M. Léon Dumont loue Lewes d’avoir établi « l’identité du mouvement et de la sensation », et affirmé que « la sensation est le mouvement lui-même subjectivement considéré ». Allant plus loin que Lewes dans la même direction de la pensée, il étend la sensation aux phénomènes physiques et chimiques et il écrit : « Toute sensation élémentaire a, selon nous, conscience d’elle-même, car sentir et avoir conscience sont des termes synonymes. Nous ne pouvons admettre que certains mouvements n’aient pas, à leur propre point de vue, de face subjective ; et par conséquent tout mouvement, même en dehors de la conscience personnelle du moi, doit être une sensation, un fait de conscience élémentaire, alors même qu’il reste, en tant que conscience, entièrement ignoré des autres faits de conscience[1]. »

C’est le mouvement qui a une face subjective à son propre point de vue.
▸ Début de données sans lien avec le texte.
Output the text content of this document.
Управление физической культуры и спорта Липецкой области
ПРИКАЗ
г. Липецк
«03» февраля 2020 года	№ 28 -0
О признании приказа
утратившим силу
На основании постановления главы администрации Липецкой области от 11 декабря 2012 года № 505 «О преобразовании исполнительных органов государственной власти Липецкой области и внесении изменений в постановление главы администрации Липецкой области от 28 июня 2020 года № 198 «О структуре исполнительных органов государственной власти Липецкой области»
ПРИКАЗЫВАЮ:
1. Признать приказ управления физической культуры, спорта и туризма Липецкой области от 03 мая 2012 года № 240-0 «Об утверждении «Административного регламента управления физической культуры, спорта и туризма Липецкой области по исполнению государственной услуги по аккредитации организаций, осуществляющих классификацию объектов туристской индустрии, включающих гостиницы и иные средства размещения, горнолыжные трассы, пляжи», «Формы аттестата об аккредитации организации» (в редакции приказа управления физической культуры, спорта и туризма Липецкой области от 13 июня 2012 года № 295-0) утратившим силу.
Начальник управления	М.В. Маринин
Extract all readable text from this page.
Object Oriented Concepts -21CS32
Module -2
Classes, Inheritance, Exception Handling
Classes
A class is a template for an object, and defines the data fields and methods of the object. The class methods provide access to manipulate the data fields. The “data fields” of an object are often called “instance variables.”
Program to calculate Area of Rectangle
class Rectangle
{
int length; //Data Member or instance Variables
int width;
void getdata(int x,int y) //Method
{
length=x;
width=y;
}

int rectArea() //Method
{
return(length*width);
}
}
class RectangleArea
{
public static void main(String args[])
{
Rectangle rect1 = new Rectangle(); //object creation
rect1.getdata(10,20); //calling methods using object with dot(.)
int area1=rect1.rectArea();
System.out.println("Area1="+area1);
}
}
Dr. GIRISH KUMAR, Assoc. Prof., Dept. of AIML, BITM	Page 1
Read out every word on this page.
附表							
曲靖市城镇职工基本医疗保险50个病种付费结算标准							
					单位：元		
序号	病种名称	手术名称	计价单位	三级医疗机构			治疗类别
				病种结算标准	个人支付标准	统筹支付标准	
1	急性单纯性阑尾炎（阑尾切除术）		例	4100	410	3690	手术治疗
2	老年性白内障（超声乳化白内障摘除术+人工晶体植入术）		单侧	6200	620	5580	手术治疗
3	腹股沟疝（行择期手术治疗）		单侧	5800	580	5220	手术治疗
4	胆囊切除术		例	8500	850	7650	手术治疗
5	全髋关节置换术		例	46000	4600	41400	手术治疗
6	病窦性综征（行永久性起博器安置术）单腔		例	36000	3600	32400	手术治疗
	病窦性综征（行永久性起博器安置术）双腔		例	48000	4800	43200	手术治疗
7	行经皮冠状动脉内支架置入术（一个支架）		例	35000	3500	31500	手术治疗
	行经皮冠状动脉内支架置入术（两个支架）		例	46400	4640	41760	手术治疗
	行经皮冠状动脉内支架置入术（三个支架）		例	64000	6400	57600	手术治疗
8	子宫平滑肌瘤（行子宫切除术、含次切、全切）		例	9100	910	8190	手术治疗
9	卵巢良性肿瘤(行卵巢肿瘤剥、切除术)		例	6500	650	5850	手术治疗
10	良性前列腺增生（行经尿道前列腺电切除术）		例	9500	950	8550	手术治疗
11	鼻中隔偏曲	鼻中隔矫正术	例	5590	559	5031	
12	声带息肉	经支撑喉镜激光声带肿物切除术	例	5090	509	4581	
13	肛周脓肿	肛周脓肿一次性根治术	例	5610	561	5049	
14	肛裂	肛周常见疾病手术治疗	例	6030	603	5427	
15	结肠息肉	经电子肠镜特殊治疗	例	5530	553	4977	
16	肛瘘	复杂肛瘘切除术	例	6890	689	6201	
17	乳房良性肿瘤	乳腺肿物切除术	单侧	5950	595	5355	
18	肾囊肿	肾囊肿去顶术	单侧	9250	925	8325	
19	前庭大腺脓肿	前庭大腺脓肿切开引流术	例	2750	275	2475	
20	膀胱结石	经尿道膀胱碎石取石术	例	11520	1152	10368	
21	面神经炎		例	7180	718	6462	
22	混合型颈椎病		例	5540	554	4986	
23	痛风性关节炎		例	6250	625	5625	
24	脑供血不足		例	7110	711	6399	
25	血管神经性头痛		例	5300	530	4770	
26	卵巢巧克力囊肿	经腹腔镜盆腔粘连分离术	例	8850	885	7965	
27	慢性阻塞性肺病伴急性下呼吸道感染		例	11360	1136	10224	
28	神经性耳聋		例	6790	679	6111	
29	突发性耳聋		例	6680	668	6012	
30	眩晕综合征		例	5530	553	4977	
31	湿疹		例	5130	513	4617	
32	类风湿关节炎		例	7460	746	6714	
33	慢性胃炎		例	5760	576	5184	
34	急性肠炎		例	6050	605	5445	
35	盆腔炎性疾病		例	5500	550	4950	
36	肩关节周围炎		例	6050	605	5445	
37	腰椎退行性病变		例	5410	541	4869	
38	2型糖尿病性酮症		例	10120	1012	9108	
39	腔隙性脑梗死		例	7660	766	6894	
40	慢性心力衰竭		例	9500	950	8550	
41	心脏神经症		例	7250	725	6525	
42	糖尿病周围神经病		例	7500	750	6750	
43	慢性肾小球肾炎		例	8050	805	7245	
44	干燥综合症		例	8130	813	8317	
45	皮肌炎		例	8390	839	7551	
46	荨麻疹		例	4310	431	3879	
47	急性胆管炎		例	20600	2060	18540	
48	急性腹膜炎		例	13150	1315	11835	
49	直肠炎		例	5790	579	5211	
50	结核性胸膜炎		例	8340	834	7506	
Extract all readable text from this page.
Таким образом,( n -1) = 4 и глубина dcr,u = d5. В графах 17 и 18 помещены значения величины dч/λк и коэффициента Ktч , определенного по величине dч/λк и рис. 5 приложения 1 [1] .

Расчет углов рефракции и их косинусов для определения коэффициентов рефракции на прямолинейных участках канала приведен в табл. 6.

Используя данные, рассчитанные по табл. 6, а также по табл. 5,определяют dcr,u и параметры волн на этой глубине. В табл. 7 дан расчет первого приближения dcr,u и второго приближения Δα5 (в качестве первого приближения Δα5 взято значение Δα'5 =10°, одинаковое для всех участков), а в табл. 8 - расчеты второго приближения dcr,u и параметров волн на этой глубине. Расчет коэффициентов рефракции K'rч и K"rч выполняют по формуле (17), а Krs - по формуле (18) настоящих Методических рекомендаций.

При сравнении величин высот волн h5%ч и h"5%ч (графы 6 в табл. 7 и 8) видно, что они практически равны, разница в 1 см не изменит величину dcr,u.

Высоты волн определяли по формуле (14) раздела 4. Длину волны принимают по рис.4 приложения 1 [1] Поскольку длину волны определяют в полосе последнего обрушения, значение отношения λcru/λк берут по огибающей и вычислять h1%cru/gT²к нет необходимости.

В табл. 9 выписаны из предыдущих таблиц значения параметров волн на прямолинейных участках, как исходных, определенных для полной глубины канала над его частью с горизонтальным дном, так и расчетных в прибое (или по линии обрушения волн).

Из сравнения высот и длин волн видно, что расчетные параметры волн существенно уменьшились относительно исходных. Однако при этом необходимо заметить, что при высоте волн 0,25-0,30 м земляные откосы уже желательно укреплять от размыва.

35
C’est donc le mouvement qui se considère lui-même, tantôt sous une face, tantôt sous l’autre ; et en se voyant sous sa face subjective, c’est-à-dire en devenant sujet pour se considérer lui-même comme objet, il se voit sensation, sentiment, pensée, volonté. Je ne sais rien de plus inintelligible dans toute l’histoire de la philosophie que cette théorie de la face subjective des mouvements de la matière. Le matérialisme est si peu le résultat naturel de la science qu’il est la négation positive d’une science sérieuse et complète. Pour identifier deux ordres de faits dont la science proclame la différence essentielle, il est conduit à se perdre dans des régions obscures que recouvrent les nuages épais de l’erreur. Comment s’expliquer que cette doctrine séduise des savants d’ailleurs estimables, des hommes d’ailleurs intelligents ?

L’une des explications principales de ce phénomène est certainement la préoccupation exclusive d’un seul ordre de faits. Les découvertes de la physique et les merveilles de l’industrie qui en ont été Je résultat, les explications physico-chimiques d’un grand nombre des phénomènes de la vie, le développement des études de la médecine scientifique, constituent un ensemble de circonstances qui ont fortement dirigé l’attention sur les sciences de la matière. Ces circonstances expliquent, sans le justifier, l’espèce d’éblouissement qui frappe un certain nombre d’esprits et ne leur laisse plus voir qu’un seul côté des choses. De là la tentation de ramener l’étude entière de l’homme à celle de ses organes. M. Moleschott écrit : « J’ai voulu

  1. Revue scientifique du 8 mai 1873, p. 1059.